Richard Cooke

Personal information
- Full name: Richard Edward Cooke
- Date of birth: 4 September 1965 (age 60)
- Place of birth: Islington, England
- Height: 5 ft 6 in (1.68 m)
- Position: Winger

Youth career
- –: Tottenham Hotspur

Senior career*
- Years: Team / Apps / (Gls)
- 1983–1987: Tottenham Hotspur / 11 / (2)
- 1986: → Birmingham City / 5 / (0)
- 1987–1989: AFC Bournemouth / 72 / (15)
- 1989–1991: Luton Town / 17 / (1)
- 1991–1993: AFC Bournemouth / 53 / (2)

International career
- 1983: England U17 / 4 / (1)
- 1982–1984: England U18 / 4 / (1)
- 1985: England U19 / 3 / (0)
- 1985: England U20 / 3 / (0)
- 1986: England U21 / 1 / (0)

= Richard Cooke (footballer) =

English footballer (born 1965)

Richard Edward Cooke (born 4 September 1965) is an English former footballer who played as a winger in the Football League for Tottenham Hotspur, Birmingham City, AFC Bournemouth and Luton Town. He was capped by England at under-age levels including once for the under-21s.

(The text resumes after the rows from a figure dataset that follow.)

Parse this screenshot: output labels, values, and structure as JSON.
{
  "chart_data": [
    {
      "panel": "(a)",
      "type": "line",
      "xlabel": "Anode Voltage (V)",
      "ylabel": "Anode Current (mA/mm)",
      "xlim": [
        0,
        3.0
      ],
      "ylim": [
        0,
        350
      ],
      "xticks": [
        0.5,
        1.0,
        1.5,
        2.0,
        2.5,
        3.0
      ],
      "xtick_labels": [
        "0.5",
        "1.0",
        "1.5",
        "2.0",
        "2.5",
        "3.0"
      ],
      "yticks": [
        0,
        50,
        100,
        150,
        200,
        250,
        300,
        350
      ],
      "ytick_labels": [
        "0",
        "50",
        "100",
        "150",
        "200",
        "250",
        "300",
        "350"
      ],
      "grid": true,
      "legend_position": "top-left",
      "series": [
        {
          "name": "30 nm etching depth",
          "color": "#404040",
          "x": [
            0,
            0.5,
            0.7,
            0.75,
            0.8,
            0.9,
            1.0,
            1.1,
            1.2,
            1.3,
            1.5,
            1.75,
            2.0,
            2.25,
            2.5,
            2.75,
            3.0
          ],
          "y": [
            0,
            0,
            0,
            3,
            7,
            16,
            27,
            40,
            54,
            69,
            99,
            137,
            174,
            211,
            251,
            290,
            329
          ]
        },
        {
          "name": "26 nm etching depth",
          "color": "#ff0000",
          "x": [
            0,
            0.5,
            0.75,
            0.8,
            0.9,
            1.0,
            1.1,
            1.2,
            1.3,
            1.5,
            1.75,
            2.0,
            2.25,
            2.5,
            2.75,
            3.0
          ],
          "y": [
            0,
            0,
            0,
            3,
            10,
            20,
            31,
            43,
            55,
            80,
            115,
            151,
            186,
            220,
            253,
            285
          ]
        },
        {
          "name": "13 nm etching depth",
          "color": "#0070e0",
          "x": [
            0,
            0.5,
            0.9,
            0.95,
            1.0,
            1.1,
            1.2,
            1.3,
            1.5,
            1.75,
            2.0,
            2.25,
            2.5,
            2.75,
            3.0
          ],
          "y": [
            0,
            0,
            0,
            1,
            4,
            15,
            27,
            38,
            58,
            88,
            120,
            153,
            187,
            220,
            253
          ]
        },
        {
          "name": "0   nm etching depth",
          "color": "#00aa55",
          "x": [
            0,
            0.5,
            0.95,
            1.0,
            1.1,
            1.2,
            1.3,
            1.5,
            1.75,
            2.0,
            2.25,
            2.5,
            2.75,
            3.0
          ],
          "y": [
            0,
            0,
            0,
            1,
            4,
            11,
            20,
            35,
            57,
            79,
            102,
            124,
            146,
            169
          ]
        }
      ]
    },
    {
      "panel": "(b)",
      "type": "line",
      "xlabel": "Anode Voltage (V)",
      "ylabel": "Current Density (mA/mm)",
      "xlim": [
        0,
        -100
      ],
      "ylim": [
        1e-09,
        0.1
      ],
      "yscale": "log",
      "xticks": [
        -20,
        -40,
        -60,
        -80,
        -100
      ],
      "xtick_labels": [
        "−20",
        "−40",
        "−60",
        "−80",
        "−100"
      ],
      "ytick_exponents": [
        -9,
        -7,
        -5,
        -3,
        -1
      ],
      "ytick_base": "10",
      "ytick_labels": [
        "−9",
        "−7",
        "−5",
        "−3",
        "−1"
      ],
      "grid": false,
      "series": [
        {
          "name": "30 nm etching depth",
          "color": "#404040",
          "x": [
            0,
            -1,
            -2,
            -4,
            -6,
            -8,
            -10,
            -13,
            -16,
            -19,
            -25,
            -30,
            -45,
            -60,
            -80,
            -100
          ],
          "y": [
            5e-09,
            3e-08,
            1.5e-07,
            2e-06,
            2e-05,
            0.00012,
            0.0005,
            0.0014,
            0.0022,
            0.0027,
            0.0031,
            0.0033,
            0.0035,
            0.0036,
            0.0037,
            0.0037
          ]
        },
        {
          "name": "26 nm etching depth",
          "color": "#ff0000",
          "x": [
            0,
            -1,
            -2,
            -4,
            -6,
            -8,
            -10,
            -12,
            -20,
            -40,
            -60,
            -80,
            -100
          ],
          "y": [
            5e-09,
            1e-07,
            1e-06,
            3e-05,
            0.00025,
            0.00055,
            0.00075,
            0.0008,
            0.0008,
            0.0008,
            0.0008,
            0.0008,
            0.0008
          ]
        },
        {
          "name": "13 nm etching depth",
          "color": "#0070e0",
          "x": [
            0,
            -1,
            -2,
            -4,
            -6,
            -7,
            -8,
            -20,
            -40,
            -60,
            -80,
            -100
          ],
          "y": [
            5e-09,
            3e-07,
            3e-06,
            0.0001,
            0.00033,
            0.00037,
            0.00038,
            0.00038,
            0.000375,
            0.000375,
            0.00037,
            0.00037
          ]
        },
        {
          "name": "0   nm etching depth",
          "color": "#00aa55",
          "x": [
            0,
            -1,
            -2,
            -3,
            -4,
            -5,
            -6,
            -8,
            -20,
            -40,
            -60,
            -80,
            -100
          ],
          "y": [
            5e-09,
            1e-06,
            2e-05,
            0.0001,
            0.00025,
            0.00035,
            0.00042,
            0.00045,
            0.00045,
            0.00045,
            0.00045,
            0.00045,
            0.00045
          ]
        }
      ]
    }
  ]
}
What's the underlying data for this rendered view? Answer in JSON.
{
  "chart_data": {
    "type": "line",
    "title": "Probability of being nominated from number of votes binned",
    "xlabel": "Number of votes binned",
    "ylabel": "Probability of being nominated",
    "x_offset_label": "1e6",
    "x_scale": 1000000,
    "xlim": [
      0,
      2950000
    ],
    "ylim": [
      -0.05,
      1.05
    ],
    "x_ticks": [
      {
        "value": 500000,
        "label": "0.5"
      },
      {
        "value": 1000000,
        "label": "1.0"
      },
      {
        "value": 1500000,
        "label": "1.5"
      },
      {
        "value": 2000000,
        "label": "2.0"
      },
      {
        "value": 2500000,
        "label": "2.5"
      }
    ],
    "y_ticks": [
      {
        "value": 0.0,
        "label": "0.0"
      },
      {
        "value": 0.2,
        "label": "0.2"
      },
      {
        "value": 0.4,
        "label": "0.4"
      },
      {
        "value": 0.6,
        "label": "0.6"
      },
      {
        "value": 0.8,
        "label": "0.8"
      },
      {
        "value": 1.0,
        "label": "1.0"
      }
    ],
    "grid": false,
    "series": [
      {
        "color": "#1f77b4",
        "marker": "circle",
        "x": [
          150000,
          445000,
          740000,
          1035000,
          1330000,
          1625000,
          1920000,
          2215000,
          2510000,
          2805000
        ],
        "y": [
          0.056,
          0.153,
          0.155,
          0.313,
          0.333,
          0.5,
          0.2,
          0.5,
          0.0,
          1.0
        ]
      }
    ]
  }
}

Cooke played for Tottenham Hotspur as an apprentice, and played some first team games. He scored on his debut in November 1983 in an away win at Kenilworth Road versus Luton Town. He was an unused substitute in the 1984 UEFA Cup Final first leg. He later transferred to Luton Town and AFC Bournemouth, where he ended his career. He suffered a knee injury during a game versus Leyton Orient which subsequently ended his playing career. He went on to work as a London taxi driver.